Stein continues to explore dolls and goddesses — feminine archetypes she has looked to for many years. In this exhibition she moves slightly away from her study of esoteric modernism in Cornwall. She has been contemplating a line from Elena Ferrante’s novel The Lost Daughter, quoted in Jaqueline Rose’s Mothers: An Essay on Love and Cruelty: “‘A mother is only a daughter who plays,’ Leda thinks to herself as she enacts various hideous rituals on the doll she has stolen. ‘I was playing now.’”
The exhibition combines a few key motifs including depictions of Lilith – the stand in for all that is complex and vengeful in womanhood as well as a reference to the Head of St Anne by Leonardo da Vinci, relating to boundlessness and motherhood. The ghostly paintings La Muñeca (deathwatch) and La Muñeca (grannies/abuelas) depict a 1950s nurse doll, which Stein associates with her maternal grandmother who was psychic, suffered from depression and worked as a nurse. Flowers are sourced from the artist and book illustrator Walter Crane, speaking to the Golden age of mournful saccharine children’s illustration in Britain which happened at the apex of empire.
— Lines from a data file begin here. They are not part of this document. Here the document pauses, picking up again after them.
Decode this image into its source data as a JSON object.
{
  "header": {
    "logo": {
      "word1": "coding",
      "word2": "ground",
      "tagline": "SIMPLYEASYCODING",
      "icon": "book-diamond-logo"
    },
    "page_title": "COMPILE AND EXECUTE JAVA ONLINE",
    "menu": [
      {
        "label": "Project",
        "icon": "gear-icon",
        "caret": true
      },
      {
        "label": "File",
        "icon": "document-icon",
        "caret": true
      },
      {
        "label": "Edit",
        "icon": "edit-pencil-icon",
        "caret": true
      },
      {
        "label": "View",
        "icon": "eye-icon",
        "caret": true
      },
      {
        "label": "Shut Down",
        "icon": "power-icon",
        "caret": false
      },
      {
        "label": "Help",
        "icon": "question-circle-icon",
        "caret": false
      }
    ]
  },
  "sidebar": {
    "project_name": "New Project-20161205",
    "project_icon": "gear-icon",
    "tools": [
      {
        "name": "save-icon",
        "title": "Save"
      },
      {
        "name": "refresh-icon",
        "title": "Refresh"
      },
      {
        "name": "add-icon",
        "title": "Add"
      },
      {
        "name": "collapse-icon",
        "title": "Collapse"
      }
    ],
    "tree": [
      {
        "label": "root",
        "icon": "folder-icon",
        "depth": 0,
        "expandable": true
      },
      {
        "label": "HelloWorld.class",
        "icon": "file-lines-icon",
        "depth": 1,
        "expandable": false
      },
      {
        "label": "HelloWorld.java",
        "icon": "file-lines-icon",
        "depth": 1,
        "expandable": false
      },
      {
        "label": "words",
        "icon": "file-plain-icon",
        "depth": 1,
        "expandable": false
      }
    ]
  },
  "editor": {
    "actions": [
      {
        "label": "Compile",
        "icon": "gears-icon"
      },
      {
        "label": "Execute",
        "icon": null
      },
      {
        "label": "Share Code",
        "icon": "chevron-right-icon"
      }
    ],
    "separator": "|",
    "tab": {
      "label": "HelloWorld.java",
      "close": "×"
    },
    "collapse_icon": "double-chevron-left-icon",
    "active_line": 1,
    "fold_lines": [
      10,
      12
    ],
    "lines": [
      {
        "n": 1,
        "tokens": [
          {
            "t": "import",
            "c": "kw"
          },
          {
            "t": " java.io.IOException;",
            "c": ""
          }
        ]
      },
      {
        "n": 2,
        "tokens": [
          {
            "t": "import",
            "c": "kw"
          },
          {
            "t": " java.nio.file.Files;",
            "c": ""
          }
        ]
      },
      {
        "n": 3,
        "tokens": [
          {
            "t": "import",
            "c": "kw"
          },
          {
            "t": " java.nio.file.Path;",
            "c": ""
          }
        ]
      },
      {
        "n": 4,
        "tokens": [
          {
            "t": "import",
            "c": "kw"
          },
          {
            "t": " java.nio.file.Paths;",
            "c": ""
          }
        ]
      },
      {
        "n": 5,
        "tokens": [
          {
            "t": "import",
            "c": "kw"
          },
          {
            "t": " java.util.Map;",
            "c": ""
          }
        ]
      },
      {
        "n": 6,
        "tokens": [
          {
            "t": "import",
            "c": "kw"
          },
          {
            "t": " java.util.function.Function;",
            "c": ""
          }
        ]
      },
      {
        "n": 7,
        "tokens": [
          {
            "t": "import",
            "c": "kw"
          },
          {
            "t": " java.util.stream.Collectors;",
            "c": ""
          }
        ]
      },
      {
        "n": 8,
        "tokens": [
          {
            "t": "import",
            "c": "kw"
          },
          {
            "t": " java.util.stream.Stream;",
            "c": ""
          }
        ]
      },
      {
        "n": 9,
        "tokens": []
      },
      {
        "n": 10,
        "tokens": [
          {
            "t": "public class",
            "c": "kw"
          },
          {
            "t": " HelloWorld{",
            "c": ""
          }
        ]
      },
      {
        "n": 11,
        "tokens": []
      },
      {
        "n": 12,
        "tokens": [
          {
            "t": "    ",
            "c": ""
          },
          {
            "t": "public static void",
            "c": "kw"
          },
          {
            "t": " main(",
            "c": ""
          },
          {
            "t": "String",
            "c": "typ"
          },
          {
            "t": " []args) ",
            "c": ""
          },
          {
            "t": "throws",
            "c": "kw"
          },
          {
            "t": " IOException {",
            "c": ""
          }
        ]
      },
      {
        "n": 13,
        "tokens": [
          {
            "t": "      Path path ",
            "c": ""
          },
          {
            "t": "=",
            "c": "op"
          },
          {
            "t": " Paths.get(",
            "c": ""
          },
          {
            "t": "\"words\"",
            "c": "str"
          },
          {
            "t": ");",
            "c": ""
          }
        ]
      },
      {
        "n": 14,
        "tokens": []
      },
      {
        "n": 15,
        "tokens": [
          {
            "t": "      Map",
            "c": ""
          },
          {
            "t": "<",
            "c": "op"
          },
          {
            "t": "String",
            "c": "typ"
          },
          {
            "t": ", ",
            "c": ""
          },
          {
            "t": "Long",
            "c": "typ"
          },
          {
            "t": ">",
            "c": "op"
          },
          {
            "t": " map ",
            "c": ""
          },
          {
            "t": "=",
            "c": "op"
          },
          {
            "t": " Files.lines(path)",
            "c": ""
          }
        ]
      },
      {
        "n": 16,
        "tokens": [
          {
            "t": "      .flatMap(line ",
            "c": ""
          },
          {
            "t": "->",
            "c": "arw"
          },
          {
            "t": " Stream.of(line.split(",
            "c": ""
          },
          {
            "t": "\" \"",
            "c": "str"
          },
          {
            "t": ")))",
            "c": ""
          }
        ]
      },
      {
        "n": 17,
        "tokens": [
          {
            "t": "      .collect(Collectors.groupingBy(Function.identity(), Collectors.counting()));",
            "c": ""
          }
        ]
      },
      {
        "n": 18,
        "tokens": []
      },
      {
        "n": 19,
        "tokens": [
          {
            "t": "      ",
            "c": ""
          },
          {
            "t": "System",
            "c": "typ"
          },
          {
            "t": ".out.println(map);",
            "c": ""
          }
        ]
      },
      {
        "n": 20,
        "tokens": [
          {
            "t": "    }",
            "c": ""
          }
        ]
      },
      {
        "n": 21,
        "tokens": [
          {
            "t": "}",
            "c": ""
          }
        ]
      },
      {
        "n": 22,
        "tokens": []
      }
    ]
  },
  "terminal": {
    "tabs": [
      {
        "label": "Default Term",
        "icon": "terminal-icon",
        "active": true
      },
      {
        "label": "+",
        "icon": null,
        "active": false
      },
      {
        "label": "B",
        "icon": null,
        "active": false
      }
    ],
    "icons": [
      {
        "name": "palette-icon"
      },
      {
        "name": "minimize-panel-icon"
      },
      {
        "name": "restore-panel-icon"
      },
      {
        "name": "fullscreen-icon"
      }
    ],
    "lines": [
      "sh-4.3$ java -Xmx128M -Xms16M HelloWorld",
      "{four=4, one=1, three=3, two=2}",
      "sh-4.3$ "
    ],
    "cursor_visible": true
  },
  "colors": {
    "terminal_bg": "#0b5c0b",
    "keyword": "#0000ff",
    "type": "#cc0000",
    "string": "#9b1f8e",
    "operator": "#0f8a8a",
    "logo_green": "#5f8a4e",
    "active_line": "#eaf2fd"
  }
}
By using these motifs, the works invoke childhood and foreground what is impossible to slough off politically or unconsciously, ‘cycles of guilt, complicity, pleasure and rage coexist as an exuberant swoon.’ (Stein, 2023)
Items of mortality, a written piece by artist and writer, Maria Christoforidou will accompany the show.
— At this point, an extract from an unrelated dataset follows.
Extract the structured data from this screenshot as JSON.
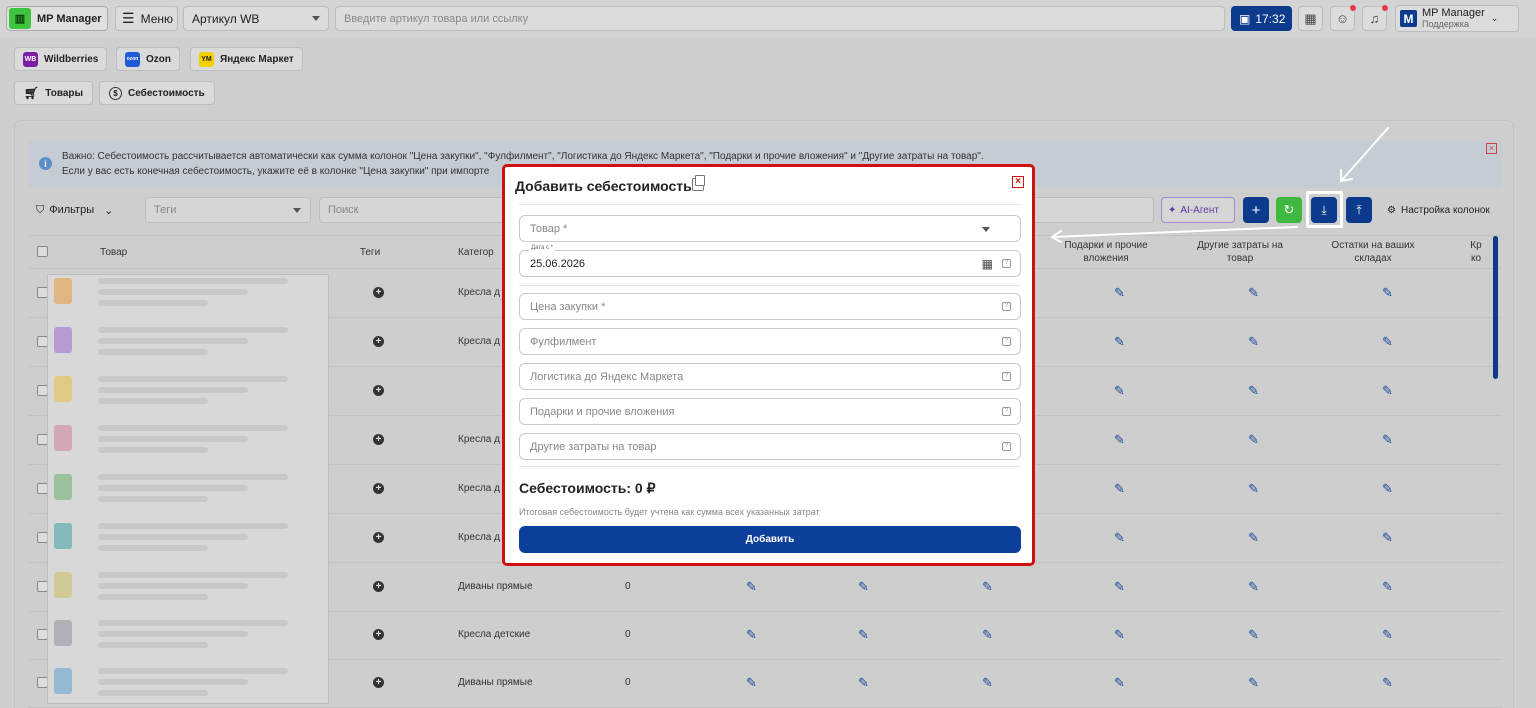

* Who Killed Cock Robin nursery rhyme.
Lucy Stein (b.1979, Oxford, UK) lives and works in St Just, West Cornwall, UK. She received a BA in Painting from The Glasgow School of Art in 2004, Scotland and went on to study at De Ateliers, Amsterdam, the Netherlands (2004-2006).
Her work has been shown at Kunsthaus Zurich, Switzerland (2022); Futura, Prague, Czech Republic (2020); Bonington Gallery, Nottingham, UK (2019); Galerie Gregor Staiger, Milan (2020) and Zurich (2018, 2015, 2013, 2011); Fitzwilliam Museum, Cambridge; Tate St Ives, UK (both 2018); NICC Brussels; TULCA festival, Galway; Newlyn Gallery, Penzance, UK (all 2017); Migros Museum, Zurich (2014); BROADWAY 1602, New York (2007, 2009); Stedelijk Museum Amsterdam; and ICA London (both 2006).